Aus dem Archiv: „Zum Gedenken an Evi Krobath“ – Rundbrief „Der Apfel“ Nr. 84 inkl. Liturgiebeilage zum Nachlesen

Zum Gedenken an Evi Krobath“ war der Titel der Ausgabe Nr. 84 (04/2007). Themen dieser Ausgabe sind „Ansprache bei der Beerdigung“, „Ökumenisches Forum Christlicher Frauen“, „Evi und der jüdisch-christliche Dialog“, „Bibel in gerechter Sprache“, „Wir brauchen Vermittlerinnen“, „Erinnerungen an Evi“, „Sketch zum Geburtstag von Anne Jensen“ und „Evi Krobath, die Kabarettistin“.

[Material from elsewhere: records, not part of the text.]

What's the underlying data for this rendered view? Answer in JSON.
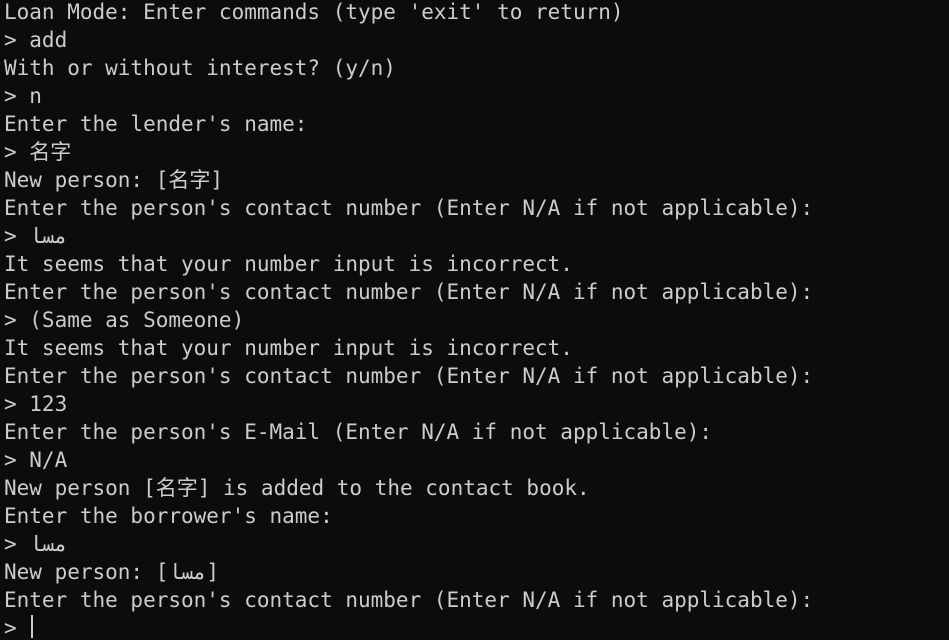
{
  "terminal": {
    "background": "#0c0c0c",
    "foreground": "#cccccc",
    "lines": [
      "Loan Mode: Enter commands (type 'exit' to return)",
      "> add",
      "With or without interest? (y/n)",
      "> n",
      "Enter the lender's name:",
      "> 名字",
      "New person: [名字]",
      "Enter the person's contact number (Enter N/A if not applicable):",
      "> مسا",
      "It seems that your number input is incorrect.",
      "Enter the person's contact number (Enter N/A if not applicable):",
      "> (Same as Someone)",
      "It seems that your number input is incorrect.",
      "Enter the person's contact number (Enter N/A if not applicable):",
      "> 123",
      "Enter the person's E-Mail (Enter N/A if not applicable):",
      "> N/A",
      "New person [名字] is added to the contact book.",
      "Enter the borrower's name:",
      "> مسا",
      "New person: [مسا]",
      "Enter the person's contact number (Enter N/A if not applicable):"
    ],
    "prompt": "> "
  }
}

Der Rundbrief/die Zeitschrift „Der Apfel“ ist das Kommunikationsorgan des Vereins „Österreichisches Frauenforum Feministische Theologie“. Die Ausgaben entstehen an der Schnittstelle von feministisch-theologischer bzw. feministisch-philosophischer Forschung und der religiösen Alltagspraxis. In wissenschaftlichen Artikeln und Essays schreiben Frauen über ihre Wahrnehmung und Gestaltung der Welt.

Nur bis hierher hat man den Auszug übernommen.